Andrusiewicz pytany o deklaracje wyjazdów lekarzy z Polski i podwyżki płac w służbie zdrowia przypomniał, że pułapy kolejnych wzrostów w każdym roku są osiągane szybciej, niż założony w ustawie plan.

Reklama

Mogę powiedzieć z przykrością, że jeżeli lekarze składają wnioski o możliwość podjęcia pracy w innym kraju, to jest to informacja przykra - stwierdził rzecznik MZ.

Winny COVID-19?

Jego zdaniem na takie decyzje może mieć wpływ bieżąca walka z Covidem, wyczerpanie lekarzy i zespołów medycznych, widoczne nie tylko w Polsce, ale też w innych krajach Unii Europejskiej.

Na pewno na to wpływ ma Covid. Ja liczę jednak, że te deklaracje złożone przez lekarzy będą się miały może nijak do rzeczywistości, ale ta skala będzie mniejsza - powiedział Andrusiewicz.

Przypomniał, że resort ze swej strony poszukuje lekarzy do pracy w Polsce, m.in pozyskując ich z ościennych państw - Białorusi, czy Ukrainy. Niektórzy po pierwsze mają specjalizację i mogą podjąć pracę medyka w Polsce, po drugie władają językiem polskim - wyjaśnił.

Rzecznik podał, że wydanych jest ok. 130 zgód na podjęcie pracy w Polsce przez obywateli Ukrainy i Białorusi. W ten sposób uzupełniamy te brak, o których każdy wie - dodał.

Reklama

Liczę, że skala możliwych odejść będzie mniejsza. Nakłady na służbę zdrowia rosną. Zespół trójstronny, który tu pracuje tydzień w tydzień, wypracowuje te standardy wynagrodzeń nie tylko dla lekarzy, pielęgniarek, ale ogólnie mówiąc personelu medycznego w szpitalach - podkreślił rzecznik MZ.

Rekordowa liczba lekarzy chce wyjechać z Polski

Prawie 200 zaświadczeń potrzebnych do otrzymania zatrudnienia za granicą pobrali lekarze w okręgowych izbach lekarskich w pierwszym kwartale tego roku. To rekord – mówi PAP prezes Naczelnej Rady Lekarskiej (NRL) prof. Andrzej Matyja.

Nigdy w historii nie było takiej liczby w ciągu kwartału – dodaje prezes. Przyznaje także, że „nie dziwi go, że coraz więcej lekarzy myśli o opuszczeniu kraju”.
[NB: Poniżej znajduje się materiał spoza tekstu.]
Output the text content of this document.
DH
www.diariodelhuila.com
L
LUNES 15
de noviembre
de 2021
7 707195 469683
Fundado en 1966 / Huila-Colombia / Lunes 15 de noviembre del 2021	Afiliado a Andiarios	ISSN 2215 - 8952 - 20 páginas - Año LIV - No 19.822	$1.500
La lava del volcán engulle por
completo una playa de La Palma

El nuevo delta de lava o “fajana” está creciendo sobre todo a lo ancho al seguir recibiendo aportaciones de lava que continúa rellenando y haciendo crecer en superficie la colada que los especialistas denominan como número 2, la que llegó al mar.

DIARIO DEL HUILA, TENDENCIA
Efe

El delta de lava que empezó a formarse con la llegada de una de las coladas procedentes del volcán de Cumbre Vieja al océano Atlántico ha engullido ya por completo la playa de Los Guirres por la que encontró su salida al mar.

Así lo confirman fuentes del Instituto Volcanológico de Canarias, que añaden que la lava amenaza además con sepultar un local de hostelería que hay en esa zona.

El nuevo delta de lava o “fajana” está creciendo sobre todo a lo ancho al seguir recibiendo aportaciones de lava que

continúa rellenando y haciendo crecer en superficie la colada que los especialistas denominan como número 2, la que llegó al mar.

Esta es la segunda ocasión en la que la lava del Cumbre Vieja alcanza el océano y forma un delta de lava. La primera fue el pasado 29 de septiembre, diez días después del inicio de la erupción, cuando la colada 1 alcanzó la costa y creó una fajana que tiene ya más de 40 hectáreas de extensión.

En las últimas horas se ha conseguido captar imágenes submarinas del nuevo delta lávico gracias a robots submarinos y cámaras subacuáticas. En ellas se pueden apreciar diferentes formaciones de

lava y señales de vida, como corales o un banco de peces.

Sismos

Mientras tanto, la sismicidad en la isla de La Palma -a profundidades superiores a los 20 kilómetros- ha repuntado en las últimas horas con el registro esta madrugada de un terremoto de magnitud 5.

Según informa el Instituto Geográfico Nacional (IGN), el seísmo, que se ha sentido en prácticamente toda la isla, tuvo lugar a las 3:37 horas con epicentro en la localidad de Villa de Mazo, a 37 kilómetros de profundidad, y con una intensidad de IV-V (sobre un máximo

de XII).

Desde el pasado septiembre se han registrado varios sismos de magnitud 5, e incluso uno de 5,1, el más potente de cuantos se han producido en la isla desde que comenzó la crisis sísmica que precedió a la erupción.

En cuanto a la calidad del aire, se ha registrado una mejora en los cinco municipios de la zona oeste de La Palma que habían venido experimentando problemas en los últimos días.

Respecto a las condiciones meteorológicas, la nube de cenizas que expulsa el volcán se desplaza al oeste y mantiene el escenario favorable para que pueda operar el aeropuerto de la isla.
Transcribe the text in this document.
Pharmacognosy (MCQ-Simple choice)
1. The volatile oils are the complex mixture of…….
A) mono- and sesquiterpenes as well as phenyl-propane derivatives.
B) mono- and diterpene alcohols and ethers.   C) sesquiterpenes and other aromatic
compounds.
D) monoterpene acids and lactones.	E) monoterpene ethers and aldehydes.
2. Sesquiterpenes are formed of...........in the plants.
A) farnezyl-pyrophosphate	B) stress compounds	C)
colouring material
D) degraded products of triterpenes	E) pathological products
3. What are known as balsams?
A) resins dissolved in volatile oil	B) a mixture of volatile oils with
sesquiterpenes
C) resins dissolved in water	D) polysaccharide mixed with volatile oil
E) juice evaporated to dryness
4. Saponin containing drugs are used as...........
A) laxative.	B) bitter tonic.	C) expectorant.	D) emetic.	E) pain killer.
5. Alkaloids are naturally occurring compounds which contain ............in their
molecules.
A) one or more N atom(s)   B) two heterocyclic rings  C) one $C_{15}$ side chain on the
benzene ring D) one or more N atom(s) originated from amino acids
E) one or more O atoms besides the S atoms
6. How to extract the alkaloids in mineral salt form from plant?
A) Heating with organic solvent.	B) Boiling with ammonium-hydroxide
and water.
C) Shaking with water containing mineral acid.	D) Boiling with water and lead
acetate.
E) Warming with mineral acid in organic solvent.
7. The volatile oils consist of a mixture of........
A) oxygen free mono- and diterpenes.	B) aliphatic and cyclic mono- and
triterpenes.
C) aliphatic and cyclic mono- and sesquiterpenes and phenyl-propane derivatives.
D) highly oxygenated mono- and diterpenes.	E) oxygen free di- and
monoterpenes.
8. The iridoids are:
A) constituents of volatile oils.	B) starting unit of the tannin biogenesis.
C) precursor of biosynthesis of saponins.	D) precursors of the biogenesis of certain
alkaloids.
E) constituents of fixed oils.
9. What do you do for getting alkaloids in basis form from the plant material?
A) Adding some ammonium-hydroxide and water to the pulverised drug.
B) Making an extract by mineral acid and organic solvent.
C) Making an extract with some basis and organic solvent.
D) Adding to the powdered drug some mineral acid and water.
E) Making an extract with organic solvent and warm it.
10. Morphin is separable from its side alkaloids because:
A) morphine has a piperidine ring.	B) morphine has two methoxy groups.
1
Prof. Matyja podkreśla, że polski system ochrony zdrowia jest niewydolny. Jego zdaniem jeśli rząd szybko nie zareaguje i nie zwiększy nakładów na służbę zdrowia, przede wszystkim na kształcenie kolejnych medyków i poprawę warunków pracy i płacy dla nich, to „dojdzie do katastrofy” – po zakończeniu pandemii polskich pacjentów nie będzie miał kto leczyć.